Les sédimentations historiographiques. Quelles interprétations depuis le XIXe siècle ? Une menace de destruction de l’ordre social et politique, l’image d’une foule déchainée qui prime jusqu’aux années 1830.  Regard qui évolue dans un sens plus favorable aux paysans, avec les travaux de Friedrich Oeschsle (redécouverte du rôle de Wendel Hipler) et ceux de Wilhelm Zimmermann (1807-1878). Engels s’inscrit dans cette tradition. Le texte d’Engels ne connaît qu’une réception très timide dans les milieux académiques (l’interprétation luthérienne de la guerre des paysans triomphe, travaux de Leopold von Ranke).

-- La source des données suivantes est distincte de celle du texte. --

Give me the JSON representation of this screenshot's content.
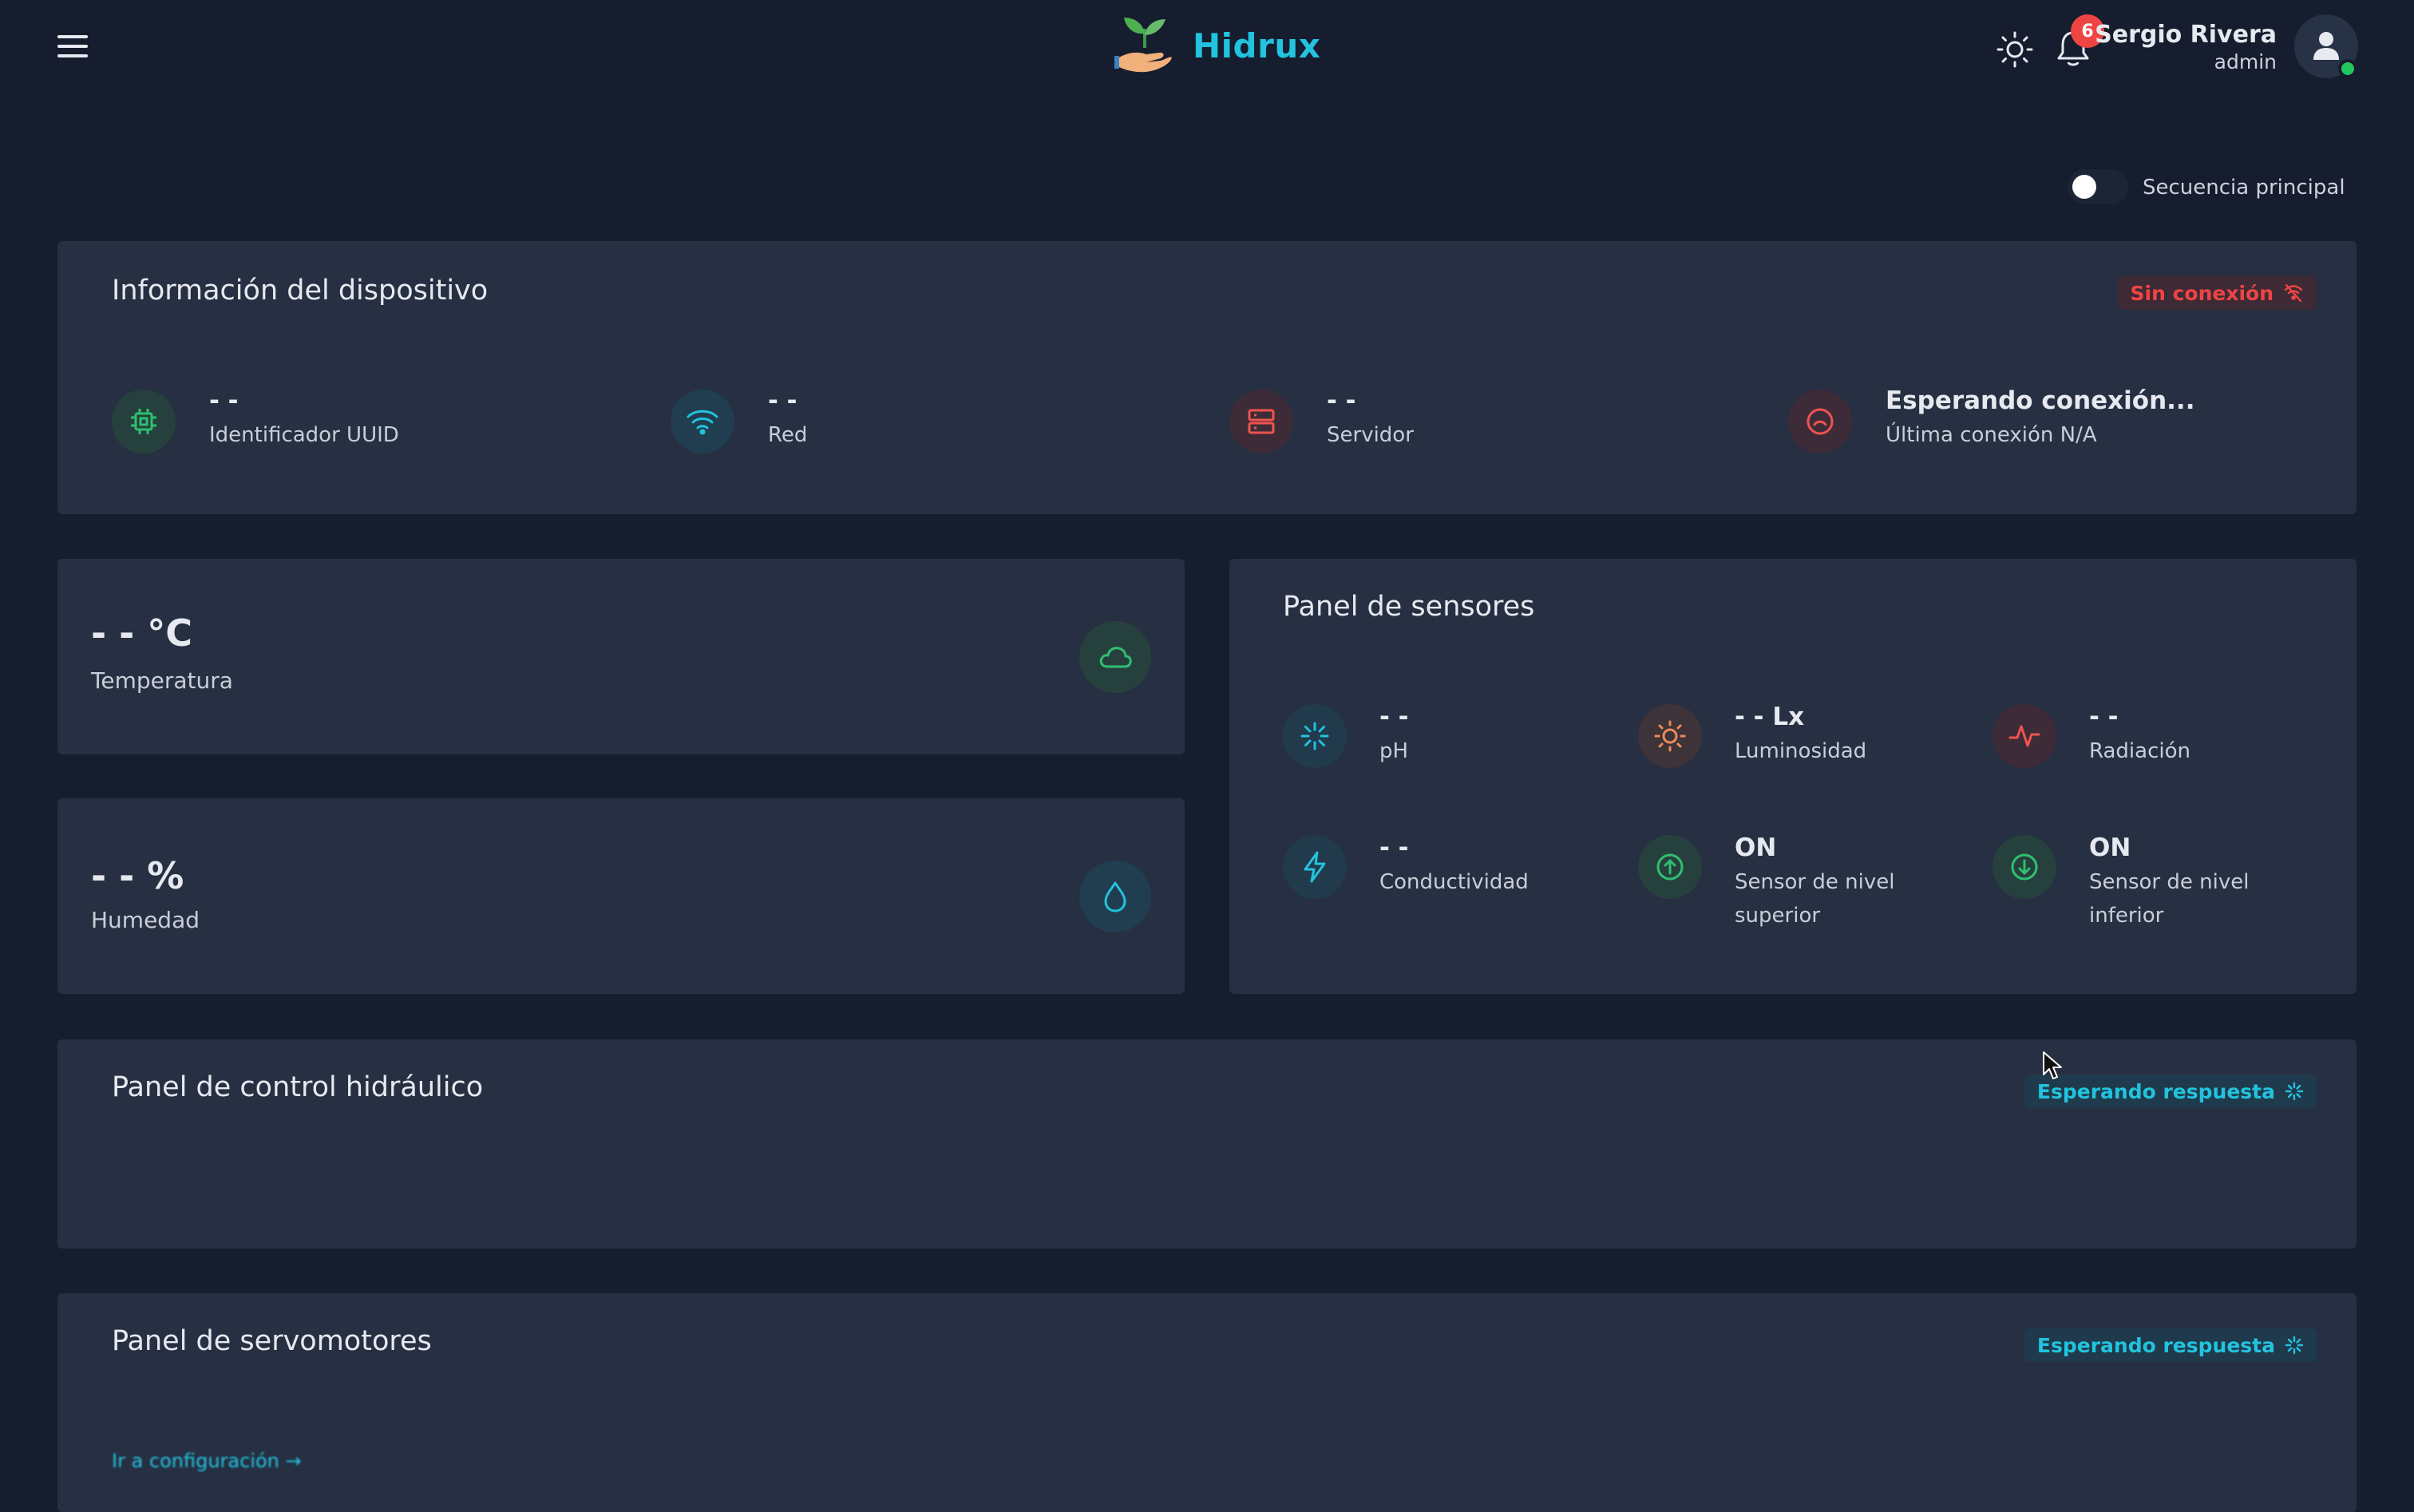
{
  "header": {
    "brand": "Hidrux",
    "notification_count": "6",
    "user_name": "Sergio Rivera",
    "user_role": "admin"
  },
  "sequence_toggle": {
    "label": "Secuencia principal",
    "on": false
  },
  "device_info": {
    "title": "Información del dispositivo",
    "status_badge": "Sin conexión",
    "items": [
      {
        "value": "- -",
        "label": "Identificador UUID",
        "icon": "chip-icon"
      },
      {
        "value": "- -",
        "label": "Red",
        "icon": "wifi-icon"
      },
      {
        "value": "- -",
        "label": "Servidor",
        "icon": "server-icon"
      },
      {
        "value": "Esperando conexión...",
        "label": "Última conexión N/A",
        "icon": "disconnected-icon"
      }
    ]
  },
  "temperature": {
    "value": "- - °C",
    "label": "Temperatura",
    "icon": "cloud-icon"
  },
  "humidity": {
    "value": "- - %",
    "label": "Humedad",
    "icon": "droplet-icon"
  },
  "sensors": {
    "title": "Panel de sensores",
    "items": [
      {
        "value": "- -",
        "label": "pH",
        "icon": "loader-icon"
      },
      {
        "value": "- - Lx",
        "label": "Luminosidad",
        "icon": "sun-icon"
      },
      {
        "value": "- -",
        "label": "Radiación",
        "icon": "activity-icon"
      },
      {
        "value": "- -",
        "label": "Conductividad",
        "icon": "bolt-icon"
      },
      {
        "value": "ON",
        "label_line1": "Sensor de nivel",
        "label_line2": "superior",
        "icon": "arrow-up-circle-icon"
      },
      {
        "value": "ON",
        "label_line1": "Sensor de nivel",
        "label_line2": "inferior",
        "icon": "arrow-down-circle-icon"
      }
    ]
  },
  "hydraulic": {
    "title": "Panel de control hidráulico",
    "status_badge": "Esperando respuesta"
  },
  "servos": {
    "title": "Panel de servomotores",
    "status_badge": "Esperando respuesta",
    "config_link": "Ir a configuración →"
  },
  "colors": {
    "background": "#151d2e",
    "card": "#272f42",
    "accent_cyan": "#22c3de",
    "green": "#22c55e",
    "red": "#ef4444",
    "orange": "#f08a5d"
  }
}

Regain d’intérêt pour la guerre des paysans au début du XXe siècle, sous l’influence des idéologies völkisch et nazie. Voir les travaux de Günther Franz (1902-1992, membre du parti nazi, des SA, de la SS, texte majeur de 1933, qui inscrit le conflit dans le cycle des soulèvements populaires pour la défense des « anciens droits » germaniques du peuple allemand). Interprétation discutable, mais gros travail documentaire. Avec Peter Blickle (1938-2017, assistant de Franz), la guerre des paysans est vue comme une « révolution de l’homme du commun », par opposition à la tradition marxiste d’une « révolution pré-bourgeoise » portée par les historiens de la RDA au même moment (voir Max Steinmetz, 1912-1990), travaux parfois caricaturés. Quels regards historiographiques aujourd’hui ?

La Guerre des paysans en Allemagne par Engels, un texte fondateur du point de vue de l’épistémologie et de la méthodologie. « Un livre résolument moderne », dit Eric Vuillard, auteur de La Guerre des pauvres (2019, Actes Sud) et préfacier du présent ouvrage (p. 9). Qu’en pense Rachel Renault ?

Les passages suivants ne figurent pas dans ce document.